The application of DTW in pronunciation

An isolated word (word) speech recognition system is assumed and the template matching method is used to identify it. This is usually the whole word as a recognition unit. During the training phase, the user will say each word in the glossary, extract the features and serve as a template to the template Library. In the recognition phase, the feature is also extracted for a new word to be identified, and then the DTW algorithm is used to match each template in the template library to calculate the distance. Finding the shortest distance, or the most similar one, is the recognized word.

Iv. References

[1] http://baike.baidu.com/view/1647336.htm

[2] Http://www.cnblogs.com/tornadomeet/archive/2012/03/23/2413363.html

[3] http://www.cnblogs.com/luxiaoxun/archive/2013/05/09/3069036.html (with matlab/c++ code)

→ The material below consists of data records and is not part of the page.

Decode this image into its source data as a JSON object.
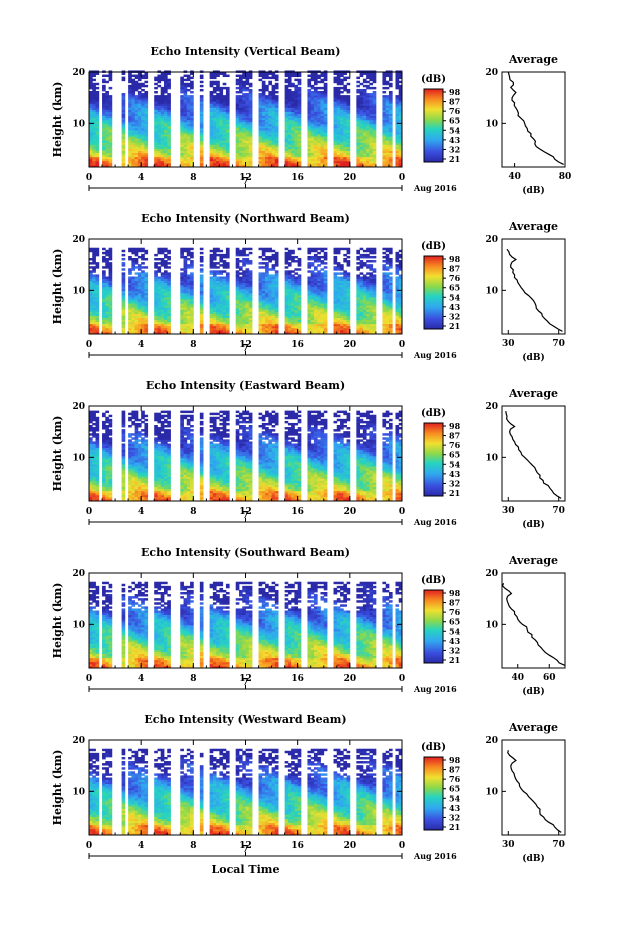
{
  "chart_data": [
    {
      "type": "heatmap",
      "title": "Echo Intensity (Vertical Beam)",
      "ylabel": "Height (km)",
      "xlabel": "",
      "x_ticks": [
        "0",
        "4",
        "8",
        "12",
        "16",
        "20",
        "0"
      ],
      "x_range": [
        0,
        24
      ],
      "y_ticks": [
        "20",
        "10"
      ],
      "ylim": [
        1.5,
        20
      ],
      "date_tick": "7",
      "date_label": "Aug 2016",
      "colorbar_unit": "(dB)",
      "colorbar_ticks": [
        "98",
        "87",
        "76",
        "65",
        "54",
        "43",
        "32",
        "21"
      ],
      "colorbar_range": [
        21,
        98
      ],
      "data_top_km": 20,
      "profile": {
        "title": "Average",
        "xlabel": "(dB)",
        "x_ticks": [
          "40",
          "80"
        ],
        "xlim": [
          30,
          80
        ],
        "heights": [
          2,
          3,
          4,
          5,
          6,
          7,
          8,
          9,
          10,
          11,
          12,
          13,
          14,
          15,
          16,
          17,
          18,
          19,
          20
        ],
        "values": [
          79,
          72,
          67,
          60,
          56,
          55,
          53,
          50,
          48,
          45,
          43,
          41,
          40,
          38,
          41,
          37,
          39,
          36,
          35
        ]
      }
    },
    {
      "type": "heatmap",
      "title": "Echo Intensity (Northward Beam)",
      "ylabel": "Height (km)",
      "xlabel": "",
      "x_ticks": [
        "0",
        "4",
        "8",
        "12",
        "16",
        "20",
        "0"
      ],
      "x_range": [
        0,
        24
      ],
      "y_ticks": [
        "20",
        "10"
      ],
      "ylim": [
        1.5,
        20
      ],
      "date_tick": "7",
      "date_label": "Aug 2016",
      "colorbar_unit": "(dB)",
      "colorbar_ticks": [
        "98",
        "87",
        "76",
        "65",
        "54",
        "43",
        "32",
        "21"
      ],
      "colorbar_range": [
        21,
        98
      ],
      "data_top_km": 18,
      "profile": {
        "title": "Average",
        "xlabel": "(dB)",
        "x_ticks": [
          "30",
          "70"
        ],
        "xlim": [
          25,
          75
        ],
        "heights": [
          2,
          3,
          4,
          5,
          6,
          7,
          8,
          9,
          10,
          11,
          12,
          13,
          14,
          15,
          16,
          17,
          18
        ],
        "values": [
          73,
          66,
          61,
          57,
          54,
          52,
          50,
          46,
          42,
          39,
          37,
          35,
          34,
          32,
          36,
          31,
          29
        ]
      }
    },
    {
      "type": "heatmap",
      "title": "Echo Intensity (Eastward Beam)",
      "ylabel": "Height (km)",
      "xlabel": "",
      "x_ticks": [
        "0",
        "4",
        "8",
        "12",
        "16",
        "20",
        "0"
      ],
      "x_range": [
        0,
        24
      ],
      "y_ticks": [
        "20",
        "10"
      ],
      "ylim": [
        1.5,
        20
      ],
      "date_tick": "7",
      "date_label": "Aug 2016",
      "colorbar_unit": "(dB)",
      "colorbar_ticks": [
        "98",
        "87",
        "76",
        "65",
        "54",
        "43",
        "32",
        "21"
      ],
      "colorbar_range": [
        21,
        98
      ],
      "data_top_km": 19,
      "profile": {
        "title": "Average",
        "xlabel": "(dB)",
        "x_ticks": [
          "30",
          "70"
        ],
        "xlim": [
          25,
          75
        ],
        "heights": [
          2,
          3,
          4,
          5,
          6,
          7,
          8,
          9,
          10,
          11,
          12,
          13,
          14,
          15,
          16,
          17,
          18,
          19
        ],
        "values": [
          72,
          66,
          63,
          58,
          55,
          53,
          51,
          47,
          43,
          40,
          38,
          35,
          33,
          31,
          35,
          30,
          29,
          28
        ]
      }
    },
    {
      "type": "heatmap",
      "title": "Echo Intensity (Southward Beam)",
      "ylabel": "Height (km)",
      "xlabel": "",
      "x_ticks": [
        "0",
        "4",
        "8",
        "12",
        "16",
        "20",
        "0"
      ],
      "x_range": [
        0,
        24
      ],
      "y_ticks": [
        "20",
        "10"
      ],
      "ylim": [
        1.5,
        20
      ],
      "date_tick": "7",
      "date_label": "Aug 2016",
      "colorbar_unit": "(dB)",
      "colorbar_ticks": [
        "98",
        "87",
        "76",
        "65",
        "54",
        "43",
        "32",
        "21"
      ],
      "colorbar_range": [
        21,
        98
      ],
      "data_top_km": 18,
      "profile": {
        "title": "Average",
        "xlabel": "(dB)",
        "x_ticks": [
          "40",
          "60"
        ],
        "xlim": [
          30,
          70
        ],
        "heights": [
          2,
          3,
          4,
          5,
          6,
          7,
          8,
          9,
          10,
          11,
          12,
          13,
          14,
          15,
          16,
          17,
          18
        ],
        "values": [
          70,
          65,
          60,
          56,
          53,
          51,
          49,
          46,
          43,
          40,
          38,
          36,
          34,
          33,
          36,
          32,
          31
        ]
      }
    },
    {
      "type": "heatmap",
      "title": "Echo Intensity (Westward Beam)",
      "ylabel": "Height (km)",
      "xlabel": "Local Time",
      "x_ticks": [
        "0",
        "4",
        "8",
        "12",
        "16",
        "20",
        "0"
      ],
      "x_range": [
        0,
        24
      ],
      "y_ticks": [
        "20",
        "10"
      ],
      "ylim": [
        1.5,
        20
      ],
      "date_tick": "7",
      "date_label": "Aug 2016",
      "colorbar_unit": "(dB)",
      "colorbar_ticks": [
        "98",
        "87",
        "76",
        "65",
        "54",
        "43",
        "32",
        "21"
      ],
      "colorbar_range": [
        21,
        98
      ],
      "data_top_km": 18,
      "profile": {
        "title": "Average",
        "xlabel": "(dB)",
        "x_ticks": [
          "30",
          "70"
        ],
        "xlim": [
          25,
          75
        ],
        "heights": [
          2,
          3,
          4,
          5,
          6,
          7,
          8,
          9,
          10,
          11,
          12,
          13,
          14,
          15,
          16,
          17,
          18
        ],
        "values": [
          72,
          67,
          62,
          58,
          55,
          53,
          50,
          46,
          42,
          39,
          37,
          35,
          33,
          32,
          36,
          31,
          30
        ]
      }
    }
  ]
}
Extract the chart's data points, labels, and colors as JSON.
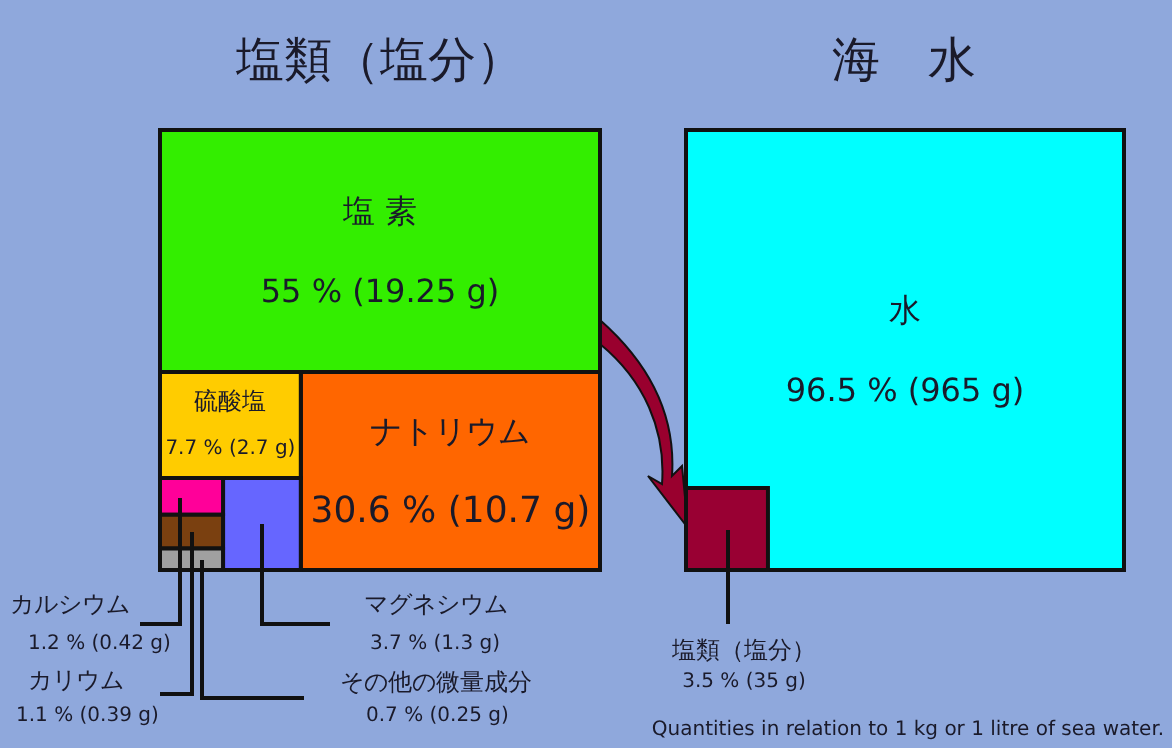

[4] Eamonn J. Keogh, derivative Dynamic time warping

[5] Zhaoli "Voice signal Processing"

Contact Us

The content source of this page is from Internet, which doesn't represent Alibaba Cloud's opinion; products and services mentioned on that page don't have any relationship with Alibaba Cloud. If the content of the page makes you feel confusing, please write us an email, we will handle the problem within 5 days after receiving your email.

If you find any instances of plagiarism from the community, please send an email to: info-contact@alibabacloud.com and provide relevant evidence. A staff member will contact you within 5 working days.

A Free Trial That Lets You Build Big!

Start building with 50+ products and up to 12 months usage for Elastic Compute Service

  • Sales Support

    1 on 1 presale consultation

  • After-Sales Support

    24/7 Technical Support 6 Free Tickets per Quarter Faster Response

  • Alibaba Cloud offers highly flexible support services tailored to meet your exact needs.